4. Schutzwürdige Interessen der Mitgesellschafter werden durch den Ausschluss der persönlichen akzessorischen Haftung der Klägerin für die Nichtleistungskondiktion der Beklagten nicht berührt. Bei Publikumsgesellschaften der vorliegenden Art kommt eine persönliche Haftung der übrigen Gesellschafter für die auf arglistiger Täuschung durch Initiatoren oder Gründer der Gesellschaft bzw. auf anderen Beitrittsmängeln beruhenden Abfindungsforderungen von Mitgesellschaftern grundsätzlich nicht in Betracht (BGHZ 156, 46, 56). Für den bereicherungsrechtlichen Direktanspruch der Darlehensgeberin gegen die GbR auf Auszahlung der kreditfinanzierten Einlage, der aus einer gegen das Rechtsberatungsgesetz verstoßenden Tätigkeit eines für den Gesellschafter handelnden Treuhänders resultiert, gilt bei wertungsgerechter Betrachtung nichts anderes. Auch hier dürfen die Mitgesellschafter des die Rückabwicklung seiner Einlagenfinanzierung betreibenden Anlegers haftungsrechtlich grundsätzlich nicht schlechter gestellt werden als dieser selbst (vgl. KG ZIP 2006, 1814, 1817; Barnert EWiR 2007, 53, 54). Ob der GbR im vorliegenden Fall ein Anspruch gegen die Anlegerin auf Zahlung ihrer Einlage zusteht, bedarf keiner Entscheidung.

5. Der Beklagten steht auch dann kein Anspruch gegen die Klägerin zu, wenn sie die Darlehensvaluta nicht an die GbR, sondern an die Treuhänderin ausgezahlt haben sollte. Die Beklagte macht ohne Erfolg geltend, die Treuhänderin habe ihr ihre Ansprüche gegen die GbR und gegen die Klägerin abgetreten.

Soweit der Treuhänderin ein Anspruch gemäß § 812 Abs. 1 Satz 1 Alt. 1 BGB gegen die GbR zustand, weil sie in eigenem Namen eine Zahlung an die GbR auf die Einlagenverbindlichkeit der Klägerin geleistet hat, haftet die Klägerin hierfür aus den unter III. 2. bis 4. dargelegten Gründen nicht.

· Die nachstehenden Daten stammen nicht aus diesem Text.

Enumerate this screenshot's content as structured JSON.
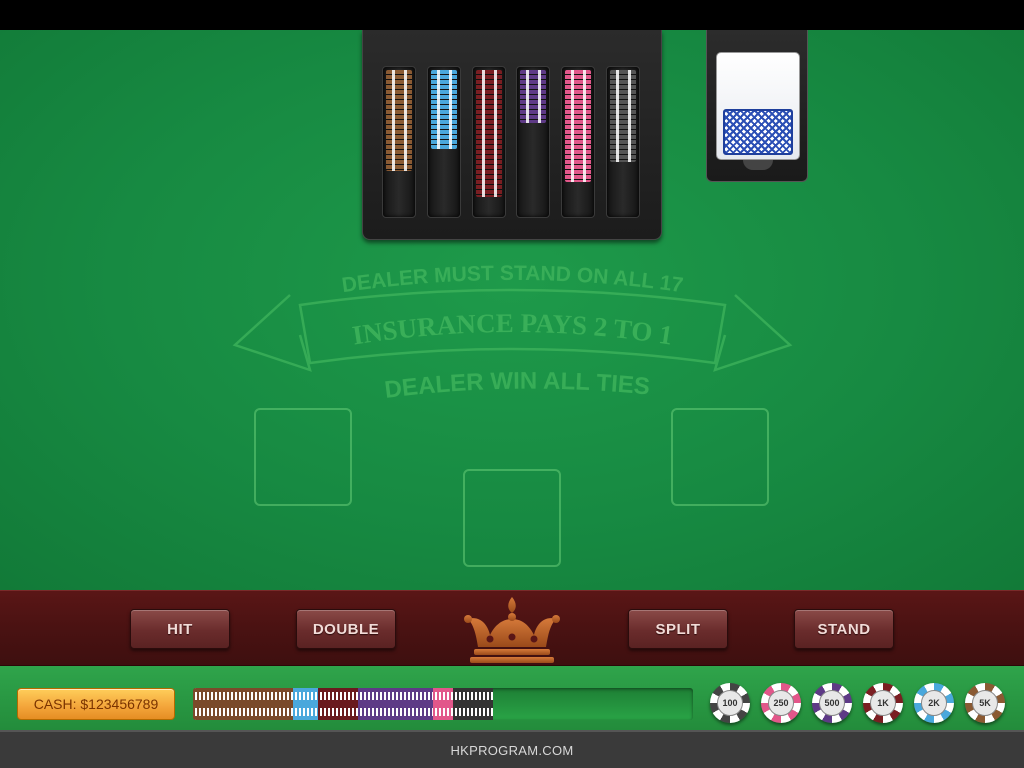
{
  "table": {
    "text_top": "DEALER MUST STAND ON ALL 17",
    "text_banner": "INSURANCE PAYS 2 TO 1",
    "text_bottom": "DEALER WIN ALL TIES"
  },
  "chip_tray": {
    "columns": [
      {
        "name": "brown",
        "color": "#8a5a33",
        "fill": 0.7
      },
      {
        "name": "light-blue",
        "color": "#4aa8dc",
        "fill": 0.55
      },
      {
        "name": "maroon",
        "color": "#7a1e22",
        "fill": 0.88
      },
      {
        "name": "purple",
        "color": "#5e3a86",
        "fill": 0.37
      },
      {
        "name": "pink",
        "color": "#e2578a",
        "fill": 0.78
      },
      {
        "name": "gray",
        "color": "#555555",
        "fill": 0.64
      }
    ]
  },
  "actions": {
    "hit": "HIT",
    "double": "DOUBLE",
    "split": "SPLIT",
    "stand": "STAND"
  },
  "cash": {
    "label": "CASH: $123456789"
  },
  "bet_bar": {
    "segments": [
      {
        "name": "brown",
        "color": "#7a4a2a",
        "fraction": 0.2
      },
      {
        "name": "light-blue",
        "color": "#4aa8dc",
        "fraction": 0.05
      },
      {
        "name": "maroon",
        "color": "#6a1a1e",
        "fraction": 0.08
      },
      {
        "name": "purple",
        "color": "#5e3a86",
        "fraction": 0.15
      },
      {
        "name": "pink",
        "color": "#e2578a",
        "fraction": 0.04
      },
      {
        "name": "dark",
        "color": "#333333",
        "fraction": 0.08
      }
    ]
  },
  "chips": [
    {
      "label": "100",
      "color": "#444444"
    },
    {
      "label": "250",
      "color": "#e2578a"
    },
    {
      "label": "500",
      "color": "#5e3a86"
    },
    {
      "label": "1K",
      "color": "#7a1e22"
    },
    {
      "label": "2K",
      "color": "#4aa8dc"
    },
    {
      "label": "5K",
      "color": "#8a5a33"
    }
  ],
  "footer": {
    "text": "HKPROGRAM.COM"
  }
}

Ein unmittelbarer Anspruch gegen die Klägerin stand der Treuhänderin nicht zu. Der Geschäftsbesorgungsvertrag war, wie das Berufungsgericht rechtsfehlerfrei angenommen hat, wegen Verstoßes gegen das Rechtsberatungsgesetz unwirksam. Ein Anspruch wegen Geschäftsführung ohne Auftrag gemäß § 683 Satz 1 BGB bestand nicht, weil die Treuhänderin kein Geschäft der Klägerin geführt hat. Sie hat insbesondere nicht eine etwaige Einlagenverbindlichkeit der Klägerin getilgt. Dem Sachvortrag der Parteien ist nicht zu entnehmen, dass im Zeitpunkt der Zahlung der fehlerhafte Beitritt der Klägerin zur GbR bereits vollzogen war. Vorher konnte auch nach den Grundsätzen der fehlerhaften Gesellschaft bzw. des fehlerhaften Beitritts zu einer Gesellschaft (vgl. BGHZ 153, 214, 221 f.) eine Einlagenverbindlichkeit nicht entstehen.

IV.

Die Revision war demnach als unbegründet zurückzuweisen.